Chef Hoe Schweska's Original Sauce Instructions:
  1. Tom McGee shared this recipe. Tom says, "This is the original recipe that I have from my bother-in-law, Joseph E. Schweska Jr., (which was his father's recipe).

  2. Over low heat, melt butter, add flour and milk.  Add rest of ingredients except beer.  Stir constantly, while cooking, to a smooth cream sauce (do not let it boil).

  3. Stir in beer to sauce just before serving.

Recipe Notes

* The secret to good horseshoe sauce is good cheddar - use at least sharp cheddar.  Do NOT use pre-grated cheese.

** When Joe Schweska started the horseshoe at the Leland in 1928 or 1929, he used ‘near beer’ in the cheese sauce or Welsh Rarebit because it was during Prohibition and you could not legally get alcohol.
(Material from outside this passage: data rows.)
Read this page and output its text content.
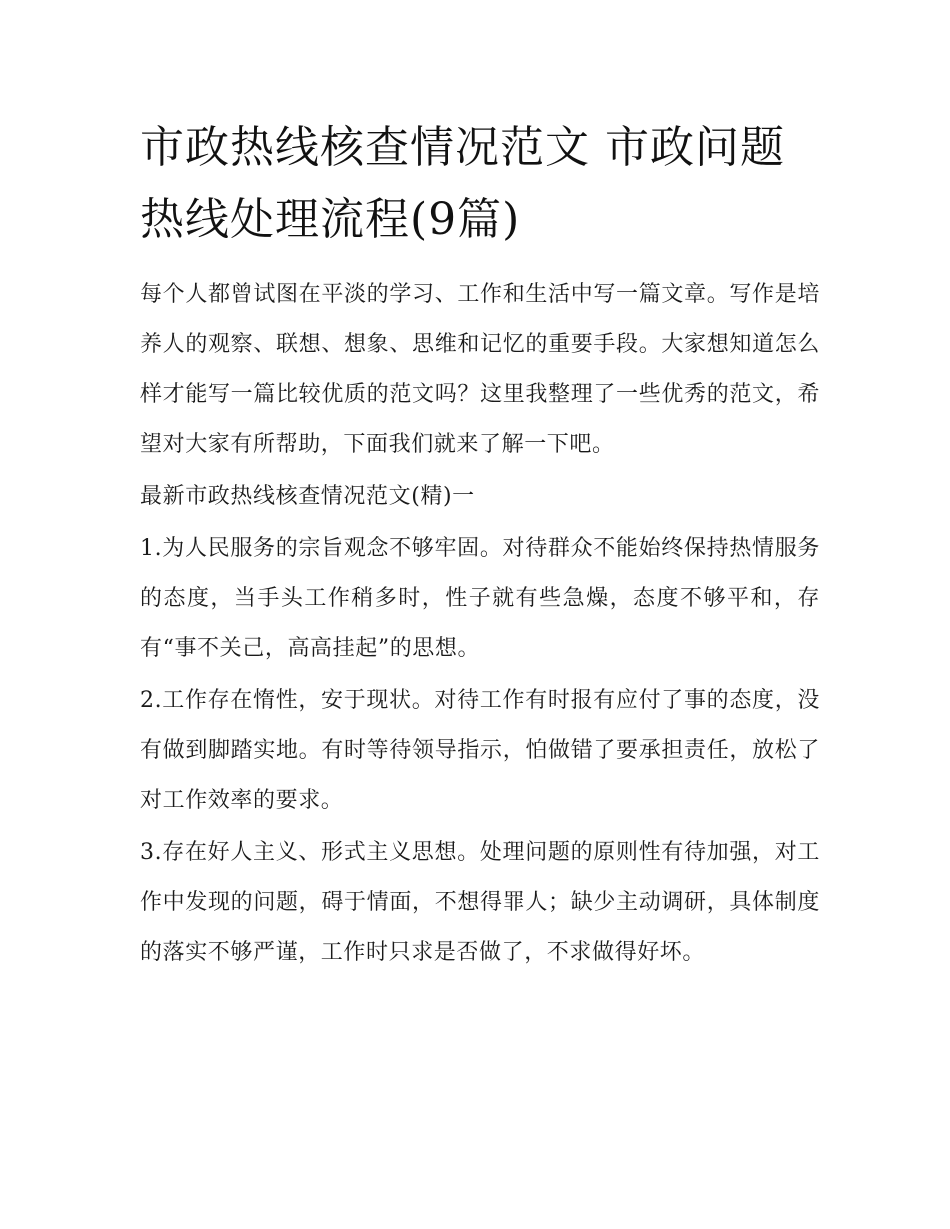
市政热线核查情况范文 市政问题热线处理流程(9篇)

每个人都曾试图在平淡的学习、工作和生活中写一篇文章。写作是培养人的观察、联想、想象、思维和记忆的重要手段。大家想知道怎么样才能写一篇比较优质的范文吗？这里我整理了一些优秀的范文，希望对大家有所帮助，下面我们就来了解一下吧。

最新市政热线核查情况范文(精)一

1.为人民服务的宗旨观念不够牢固。对待群众不能始终保持热情服务的态度，当手头工作稍多时，性子就有些急燥，态度不够平和，存有“事不关己，高高挂起”的思想。

2.工作存在惰性，安于现状。对待工作有时报有应付了事的态度，没有做到脚踏实地。有时等待领导指示，怕做错了要承担责任，放松了对工作效率的要求。

3.存在好人主义、形式主义思想。处理问题的原则性有待加强，对工作中发现的问题，碍于情面，不想得罪人；缺少主动调研，具体制度的落实不够严谨，工作时只求是否做了，不求做得好坏。
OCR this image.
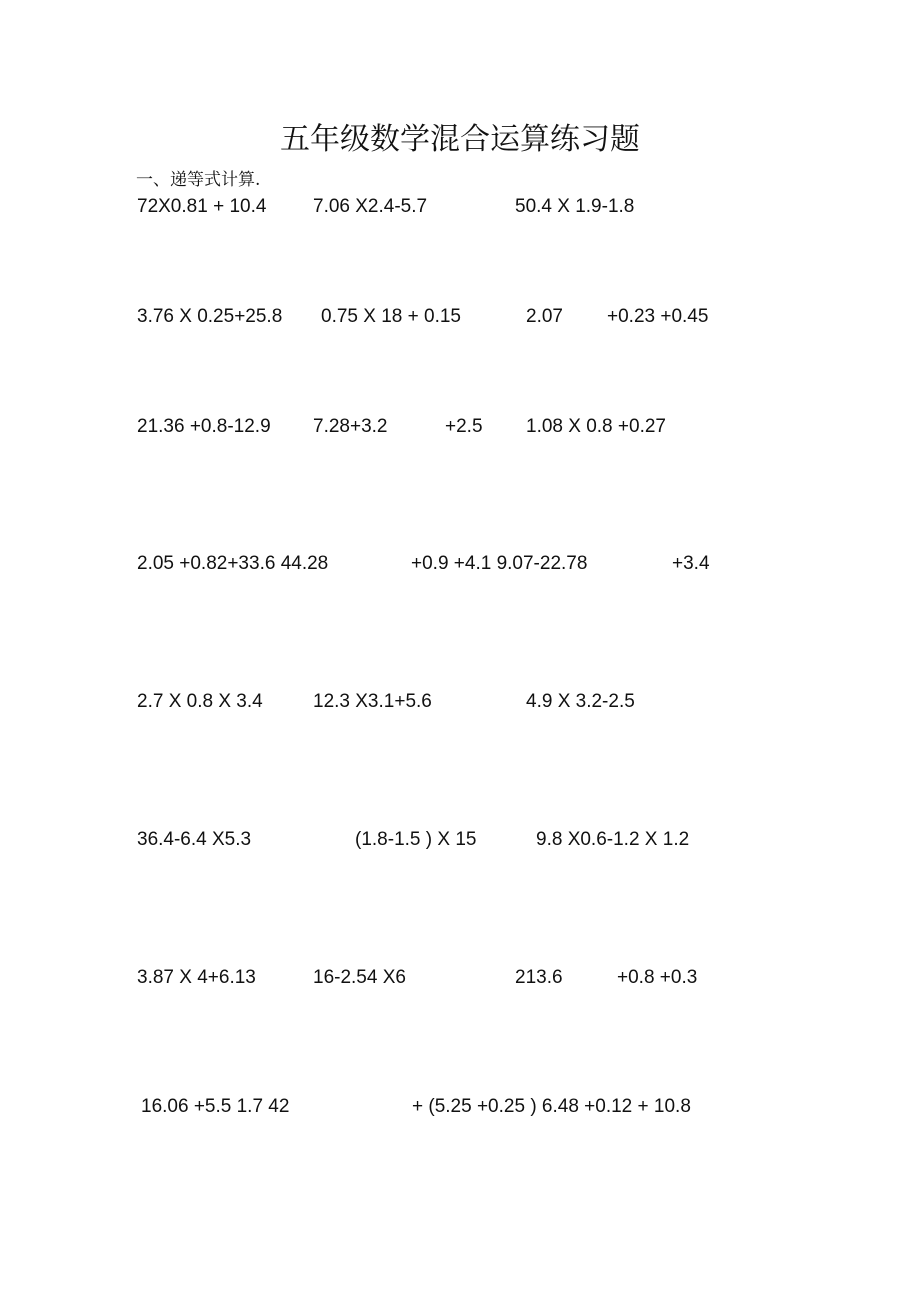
五年级数学混合运算练习题
一、递等式计算.
72X0.81 + 10.4 7.06 X2.4-5.7	50.4 X 1.9-1.8
3.76 X 0.25+25.8 0.75 X 18 + 0.15	2.07 +0.23 +0.45
21.36 +0.8-12.9 7.28+3.2	+2.5 1.08 X 0.8 +0.27
2.05 +0.82+33.6 44.28	+0.9 +4.1 9.07-22.78	+3.4
2.7 X 0.8 X 3.4	12.3 X3.1+5.6	4.9 X 3.2-2.5
36.4-6.4 X5.3	(1.8-1.5 ) X 15	9.8 X0.6-1.2 X 1.2
3.87 X 4+6.13	16-2.54 X6	213.6	+0.8 +0.3
16.06 +5.5 1.7 42	+ (5.25 +0.25 ) 6.48 +0.12 + 10.8
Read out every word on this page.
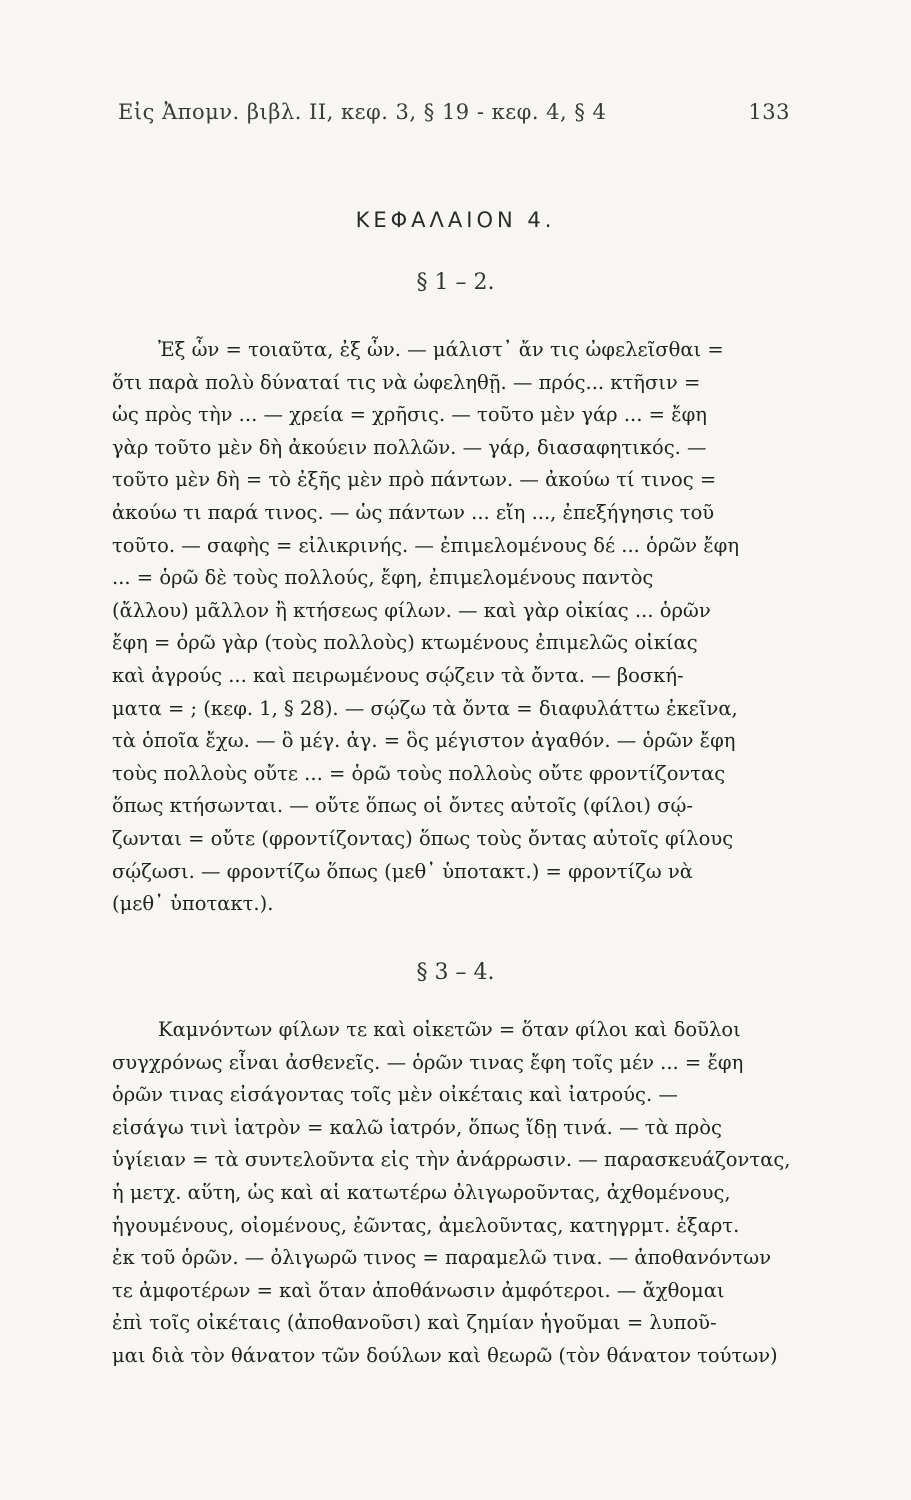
Εἰς Ἀπομν. βιβλ. II, κεφ. 3, § 19 - κεφ. 4, § 4	133
ΚΕΦΑΛΑΙΟΝ 4.
§ 1 – 2.
Ἐξ ὧν = τοιαῦτα, ἐξ ὧν. — μάλιστ᾽ ἄν τις ὠφελεῖσθαι =
ὅτι παρὰ πολὺ δύναταί τις νὰ ὠφεληθῇ. — πρός... κτῆσιν =
ὡς πρὸς τὴν ... — χρεία = χρῆσις. — τοῦτο μὲν γάρ ... = ἔφη
γὰρ τοῦτο μὲν δὴ ἀκούειν πολλῶν. — γάρ, διασαφητικός. —
τοῦτο μὲν δὴ = τὸ ἐξῆς μὲν πρὸ πάντων. — ἀκούω τί τινος =
ἀκούω τι παρά τινος. — ὡς πάντων ... εἴη ..., ἐπεξήγησις τοῦ
τοῦτο. — σαφὴς = εἰλικρινής. — ἐπιμελομένους δέ ... ὁρῶν ἔφη
... = ὁρῶ δὲ τοὺς πολλούς, ἔφη, ἐπιμελομένους παντὸς
(ἄλλου) μᾶλλον ἢ κτήσεως φίλων. — καὶ γὰρ οἰκίας ... ὁρῶν
ἔφη = ὁρῶ γὰρ (τοὺς πολλοὺς) κτωμένους ἐπιμελῶς οἰκίας
καὶ ἀγρούς ... καὶ πειρωμένους σῴζειν τὰ ὄντα. — βοσκή-
ματα = ; (κεφ. 1, § 28). — σῴζω τὰ ὄντα = διαφυλάττω ἐκεῖνα,
τὰ ὁποῖα ἔχω. — ὃ μέγ. ἀγ. = ὃς μέγιστον ἀγαθόν. — ὁρῶν ἔφη
τοὺς πολλοὺς οὔτε ... = ὁρῶ τοὺς πολλοὺς οὔτε φροντίζοντας
ὅπως κτήσωνται. — οὔτε ὅπως οἱ ὄντες αὐτοῖς (φίλοι) σῴ-
ζωνται = οὔτε (φροντίζοντας) ὅπως τοὺς ὄντας αὐτοῖς φίλους
σῴζωσι. — φροντίζω ὅπως (μεθ᾽ ὑποτακτ.) = φροντίζω νὰ
(μεθ᾽ ὑποτακτ.).
§ 3 – 4.
Καμνόντων φίλων τε καὶ οἰκετῶν = ὅταν φίλοι καὶ δοῦλοι
συγχρόνως εἶναι ἀσθενεῖς. — ὁρῶν τινας ἔφη τοῖς μέν ... = ἔφη
ὁρῶν τινας εἰσάγοντας τοῖς μὲν οἰκέταις καὶ ἰατρούς. —
εἰσάγω τινὶ ἰατρὸν = καλῶ ἰατρόν, ὅπως ἴδῃ τινά. — τὰ πρὸς
ὑγίειαν = τὰ συντελοῦντα εἰς τὴν ἀνάρρωσιν. — παρασκευάζοντας,
ἡ μετχ. αὕτη, ὡς καὶ αἱ κατωτέρω ὀλιγωροῦντας, ἀχθομένους,
ἡγουμένους, οἰομένους, ἐῶντας, ἀμελοῦντας, κατηγρμτ. ἐξαρτ.
ἐκ τοῦ ὁρῶν. — ὀλιγωρῶ τινος = παραμελῶ τινα. — ἀποθανόντων
τε ἀμφοτέρων = καὶ ὅταν ἀποθάνωσιν ἀμφότεροι. — ἄχθομαι
ἐπὶ τοῖς οἰκέταις (ἀποθανοῦσι) καὶ ζημίαν ἡγοῦμαι = λυποῦ-
μαι διὰ τὸν θάνατον τῶν δούλων καὶ θεωρῶ (τὸν θάνατον τούτων)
Beef Sandwiches    Cheese    Food History    Lunch    Midwest - Plains    Sandwiches History   

Comments and Reviews

6 Responses to “Horseshoe Sandwich Recipe and History”

  1. Teresa

    I grew up in virden Illinois one of my favorite places to eat which I believe was Wayne’s red coach always went for the hamburger horseshoe. So glad I found this site because I have tried to recreate sauce and was never the same. Thanks so much I now have recipe

  2. Sam McCarthy

    At one time there was an article in the Springfield newspaper discussing the origin of the horseshoe. It was from a long time ago and mentioned one of the cooks at the Leland Hotel by the name of Mabel Donaldson as having been instrumental in the creation of the horseshoe. I have searched many times and can’t find that article, but would be interested in reading it again to see if my memories are what I think they are.

  3. Randy Howard

    My Grandfather, Tony Lauck had brought this recipe from the old Toddle house in St louis back in the 40’s. So many of these supposed experts on here mislead all of you on the facts of the recipe. Though Wayne’s did have a horseshoe they did not have an original. The original cheese sauce was nothing but a sauce back in the 20’s and 30’s. My grandfather was a manager of the Toddle house in the 40’s and manager of the Georgian in Springfield IL the early 50″s and then open the Fleetwood restaurant in 1958. My mother has always told me this story and she is 81 years. old. I always see these post on FB and see how to make the sauce but none has the correct directions.

  4. Brian Westen

    The Horseshoe made it to Lincoln Illinois at The Tropics, now closed. They had a shrimp Horseshoe that was my favorite.

  5. Dianne Ronald

    Please send original cheese sauce recipe

  6. Kerstin Wicks

    Randy Howard, if that were true, the Georgian and the Fleetwood would have had a good horseshoe and neither did. My Grand mother Florence worked with Joe at the Leland Hotel and I have the hand written recipe from her. She got it from Joe! Also the recount above is 95% accurate the only difference is Elizabeth didn’t help him create the recipe. She gave him a Welsh rarebit sauce recipe, he made it to accompany a special one night. Then a hungry hotel guest came in as the kitchen was closing and Joe quickly put together the horseshoe sandwich of things he had left on hand.